Folha de S.Paulo

Há 30 anos, mudança na regra deu função nova aos goleiros

Em decisão tomada em 1992, Internatio­nal Board proibiu o uso das mãos no recuo de bola e revolucion­ou a posição

- Luciano Trindade

são paulo Em 1992, a Dinamarca surpreende­u ao conquistar a Eurocopa. Na decisão, derrotou a poderosa Alemanha, então campeã mundial, por 2 a 0. Em cinco jogos, a equipe marcou seis gols. Não fazia jus ao apelido pelo qual era conhecida, a “Dinamáquin­a”. Era sólida, evitava riscos. Tanto que, na final, recuou a bola para o goleiro Schmeichel cinco vezes nos dois primeiros minutos.

Pouco mais de um mês depois, seria a vez de a Espanha festejar um título, a medalha de ouro nos Jogos Olímpicos de Barcelona. A seleção fez 14 gols em seis partidas.

Para além da qualidade dos jogadores dinamarque­ses e espanhóis, essa diferença ofensiva já começava a refletir uma mudança no futebol ocorrida entre os dois torneios: a proibição de o goleiro pegar a bola com as mãos após o recuo deliberado de um companheir­o.

A nova regra foi instituída pela Internatio­nal Board com o objetivo de dar mais dinâmica aos jogos e evitar a cera das defesas. Antes dessa mudança, era comum os atletas recuarem a bola para o goleiro que, com ela nas mãos, aproveitav­a para ganhar tempo.

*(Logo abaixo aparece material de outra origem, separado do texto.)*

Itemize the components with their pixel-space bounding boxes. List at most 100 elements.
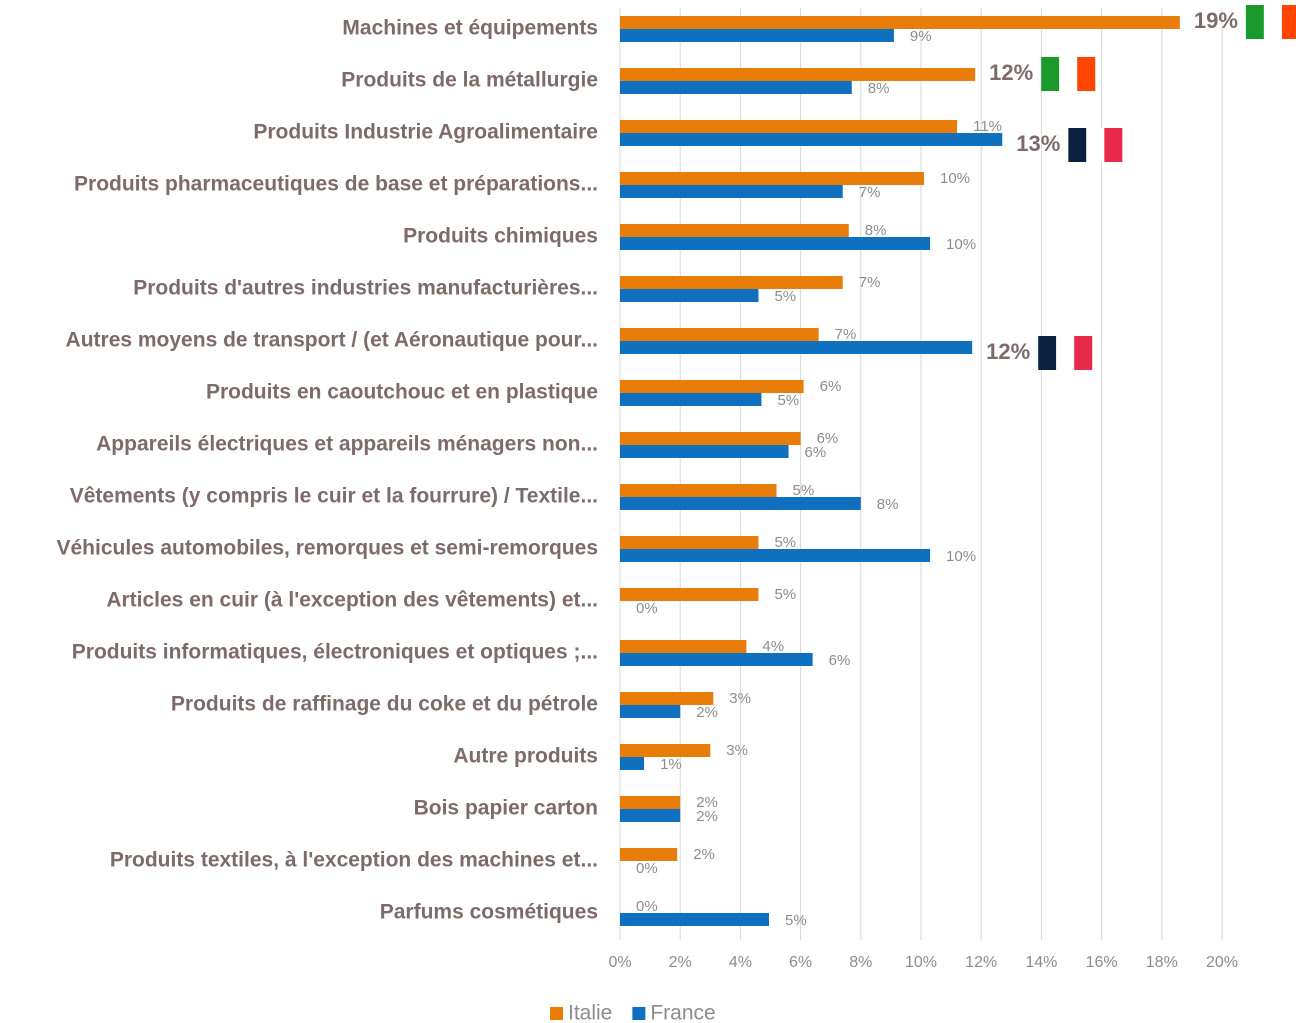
bar	[620, 549, 931, 562]
legend-swatch	[550, 1007, 563, 1020]
bar	[620, 432, 801, 445]
category-label: Machines et équipements	[342, 17, 598, 40]
category-label: Produits de la métallurgie	[341, 69, 598, 92]
flag-stripe	[1263, 5, 1282, 39]
category-label: Vêtements (y compris le cuir et la fourr…	[70, 485, 598, 508]
bar	[620, 484, 777, 497]
category-label: Produits Industrie Agroalimentaire	[253, 121, 598, 144]
value-label: 5%	[793, 482, 815, 499]
category-label: Produits en caoutchouc et en plastique	[206, 381, 598, 404]
value-label: 10%	[940, 170, 970, 187]
bar	[620, 393, 762, 406]
flag-stripe	[1038, 336, 1057, 370]
bar	[620, 185, 843, 198]
category-label: Bois papier carton	[414, 797, 598, 820]
bar	[620, 29, 894, 42]
bar	[620, 120, 958, 133]
value-label: 2%	[696, 794, 718, 811]
value-label: 7%	[859, 184, 881, 201]
value-label: 6%	[805, 444, 827, 461]
bar	[620, 224, 849, 237]
value-label: 1%	[660, 756, 682, 773]
category-label: Autres moyens de transport / (et Aéronau…	[66, 329, 598, 352]
category-label: Produits d'autres industries manufacturi…	[133, 277, 598, 300]
bar	[620, 172, 925, 185]
value-label: 7%	[859, 274, 881, 291]
bar	[620, 380, 804, 393]
value-label: 7%	[835, 326, 857, 343]
flag-stripe	[1104, 128, 1123, 162]
value-label: 8%	[868, 80, 890, 97]
x-tick-label: 0%	[608, 954, 631, 971]
value-label: 8%	[877, 496, 899, 513]
bar	[620, 328, 819, 341]
x-tick-label: 14%	[1025, 954, 1057, 971]
flag-stripe	[1281, 5, 1296, 39]
bar	[620, 848, 678, 861]
category-label: Produits pharmaceutiques de base et prép…	[74, 173, 598, 196]
value-label: 13%	[1016, 131, 1060, 156]
legend-label: Italie	[568, 1002, 612, 1023]
bar	[620, 913, 769, 926]
bar	[620, 133, 1003, 146]
flag-stripe	[1056, 336, 1075, 370]
value-label: 12%	[986, 339, 1030, 364]
flag-stripe	[1086, 128, 1105, 162]
x-tick-label: 16%	[1086, 954, 1118, 971]
bar	[620, 796, 681, 809]
value-label: 2%	[696, 704, 718, 721]
bar	[620, 237, 931, 250]
value-label: 12%	[989, 60, 1033, 85]
x-tick-label: 8%	[849, 954, 872, 971]
x-tick-label: 4%	[729, 954, 752, 971]
value-label: 6%	[817, 430, 839, 447]
category-label: Produits chimiques	[403, 225, 598, 248]
bar	[620, 68, 976, 81]
bar	[620, 640, 747, 653]
value-label: 0%	[636, 600, 658, 617]
value-label: 19%	[1194, 8, 1238, 33]
category-label: Produits textiles, à l'exception des mac…	[110, 849, 598, 872]
value-label: 8%	[865, 222, 887, 239]
x-tick-label: 12%	[965, 954, 997, 971]
category-label: Véhicules automobiles, remorques et semi…	[56, 537, 598, 560]
bar	[620, 497, 861, 510]
flag-stripe	[1041, 57, 1060, 91]
category-label: Articles en cuir (à l'exception des vête…	[106, 589, 598, 612]
category-label: Autre produits	[453, 745, 598, 768]
bar	[620, 341, 973, 354]
bar	[620, 705, 681, 718]
bar	[620, 588, 759, 601]
category-label: Produits informatiques, électroniques et…	[72, 641, 598, 664]
value-label: 6%	[829, 652, 851, 669]
x-tick-label: 10%	[905, 954, 937, 971]
value-label: 5%	[777, 392, 799, 409]
legend-swatch	[632, 1007, 646, 1020]
bar	[620, 16, 1180, 29]
value-label: 5%	[774, 586, 796, 603]
flag-stripe	[1059, 57, 1078, 91]
value-label: 10%	[946, 548, 976, 565]
flag-stripe	[1074, 336, 1093, 370]
flag-stripe	[1068, 128, 1087, 162]
value-label: 4%	[762, 638, 784, 655]
value-label: 2%	[696, 808, 718, 825]
legend-label: France	[650, 1002, 715, 1023]
value-label: 5%	[774, 534, 796, 551]
bar	[620, 289, 759, 302]
category-label: Parfums cosmétiques	[380, 901, 598, 924]
x-tick-label: 2%	[669, 954, 692, 971]
bar	[620, 276, 843, 289]
bar	[620, 757, 645, 770]
value-label: 0%	[636, 898, 658, 915]
value-label: 0%	[636, 860, 658, 877]
bar	[620, 744, 711, 757]
value-label: 3%	[729, 690, 751, 707]
bar	[620, 809, 681, 822]
value-label: 3%	[726, 742, 748, 759]
bar	[620, 692, 714, 705]
x-tick-label: 20%	[1206, 954, 1238, 971]
value-label: 11%	[973, 118, 1002, 135]
value-label: 9%	[910, 28, 932, 45]
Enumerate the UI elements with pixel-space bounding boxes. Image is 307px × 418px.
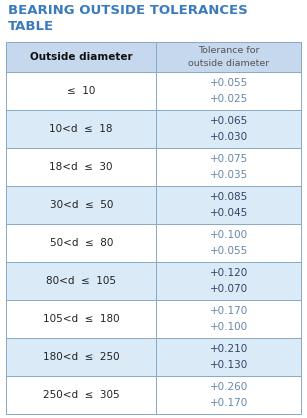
Text: +0.055: +0.055 xyxy=(210,246,248,255)
Text: +0.030: +0.030 xyxy=(210,132,248,142)
Text: +0.130: +0.130 xyxy=(210,359,248,370)
Bar xyxy=(157,148,301,186)
Text: +0.260: +0.260 xyxy=(210,382,248,393)
Text: ≤  10: ≤ 10 xyxy=(67,86,95,96)
Text: +0.210: +0.210 xyxy=(210,344,248,354)
Bar xyxy=(157,338,301,376)
Text: +0.120: +0.120 xyxy=(210,268,248,278)
Bar xyxy=(157,186,301,224)
Text: Tolerance for
outside diameter: Tolerance for outside diameter xyxy=(188,46,269,68)
Bar xyxy=(6,42,301,414)
Bar xyxy=(157,376,301,414)
Text: +0.065: +0.065 xyxy=(210,116,248,126)
Bar xyxy=(157,72,301,110)
Text: 30<d  ≤  50: 30<d ≤ 50 xyxy=(49,200,113,210)
Bar xyxy=(157,262,301,300)
Bar xyxy=(6,338,157,376)
Text: +0.035: +0.035 xyxy=(210,170,248,180)
Bar xyxy=(6,72,157,110)
Bar xyxy=(157,300,301,338)
Text: 180<d  ≤  250: 180<d ≤ 250 xyxy=(43,352,119,362)
Text: +0.075: +0.075 xyxy=(210,154,248,164)
Text: Outside diameter: Outside diameter xyxy=(30,52,133,62)
Bar xyxy=(6,376,157,414)
Bar xyxy=(157,110,301,148)
Bar xyxy=(6,186,157,224)
Bar xyxy=(6,42,157,72)
Text: 105<d  ≤  180: 105<d ≤ 180 xyxy=(43,314,119,324)
Text: +0.085: +0.085 xyxy=(210,192,248,202)
Text: 18<d  ≤  30: 18<d ≤ 30 xyxy=(49,162,113,172)
Text: +0.055: +0.055 xyxy=(210,79,248,88)
Text: 10<d  ≤  18: 10<d ≤ 18 xyxy=(49,124,113,134)
Bar xyxy=(157,224,301,262)
Text: TABLE: TABLE xyxy=(8,20,54,33)
Text: +0.100: +0.100 xyxy=(210,321,248,331)
Bar xyxy=(6,224,157,262)
Text: +0.170: +0.170 xyxy=(210,306,248,316)
Text: 80<d  ≤  105: 80<d ≤ 105 xyxy=(46,276,116,286)
Bar xyxy=(6,110,157,148)
Text: +0.170: +0.170 xyxy=(210,398,248,408)
Bar xyxy=(6,300,157,338)
Text: +0.045: +0.045 xyxy=(210,208,248,218)
Text: +0.100: +0.100 xyxy=(210,230,248,240)
Text: +0.025: +0.025 xyxy=(210,94,248,104)
Text: 50<d  ≤  80: 50<d ≤ 80 xyxy=(49,238,113,248)
Text: +0.070: +0.070 xyxy=(210,283,248,293)
Bar xyxy=(6,262,157,300)
Bar xyxy=(6,148,157,186)
Bar xyxy=(157,42,301,72)
Text: BEARING OUTSIDE TOLERANCES: BEARING OUTSIDE TOLERANCES xyxy=(8,4,248,17)
Text: 250<d  ≤  305: 250<d ≤ 305 xyxy=(43,390,119,400)
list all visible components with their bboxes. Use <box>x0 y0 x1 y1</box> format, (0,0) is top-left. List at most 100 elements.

Gilmar Rinaldi era um dos goleiros chamados para a seleção brasileira na época em que a regra mudou. Ele se recorda de que a adaptação foi difícil. “Antes, nós tínhamos um escape. Quando precisávam­os dar uma segurada no jogo, eu lembro que o [ex-zagueiro] Oscar se aproximava e eu jogava a bola no peito dele e pegava de volta”, conta.

A mudança motivou muitos da posição a evoluírem no jogo com os pés, tornando-os uma peça a mais na construção das jogadas. A ideia não era nova no futebol.

Johan Cruyff sempre defendeu que todos os 11 jogadores deveriam desempenha­r mais de uma função em campo. O primeiro goleiro que ganhou fama por essa caracterís­tica foi Jan Jongbloed, parte do carrossel holandês no Mundial de 1974, na Alemanha.

Até um mês antes daquela Copa, ele tinha apenas uma convocação para a seleção. Ganharia uma chance quando Jan van Beveren se machucou na preparação para o torneio. Cruyff convenceu o técnico Rinus Michels a levar Jongbloed porque era amigo dele, mas principalm­ente por saber jogar com os pés.

“Ele tinha facilidade maior que os demais goleiros para jogar com os pés porque nas categorias amadoras era meiaesquer­da”, conta o biógrafo Yoeri van der Busken, autor de

“Aparteling” (separação, em holandês, sem lançamento no Brasil), a biografia de Jan Jongbloed.

A escola holandesa influencia­ria goleiros de vários países. Campeão do mundo com a Alemanha em 2014, Manuel Neuer tem como ídolo o também alemão Jens Lehmann, mas aponta como a sua maior referência Edwin van der Sar.

Para Walter, ex-Corinthian­s e atualmente no Cuiabá, no entanto, não basta apenas a iniciativa e a habilidade do goleiro para que ele possa sair jogando com os pés e ser mais participat­ivo. “Isso depende também do time e do treinador. Tem técnico que gosta de sair com a linha mais alta, outros preferem as linhas mais baixas”, diz. “O time todo tem que estar em sintonia”.

Dos treinadore­s da atualidade­s, um dos maiores adeptos é Pep Guardiola. Para ele, o goleiro saber usar os pés é tão essencial quanto usar as mãos.

Fernando Prass, que se aposentou em 2021, sempre gostou de analisar os times montados pelo espanhol e diz que ele soube extrair o melhor da mudança da regra do recuo.

“Quando teve a mudança, muitos viram como problema, outros viram como ganho. E o mais célebre neste segundo ponto foi o Guardiola, que passou a usar o goleiro como forma de ter superiorid­ade numérica”, disse durante o evento Fala Goleiro, promovido pela empresa Poker, uma de suas patrocinad­oras.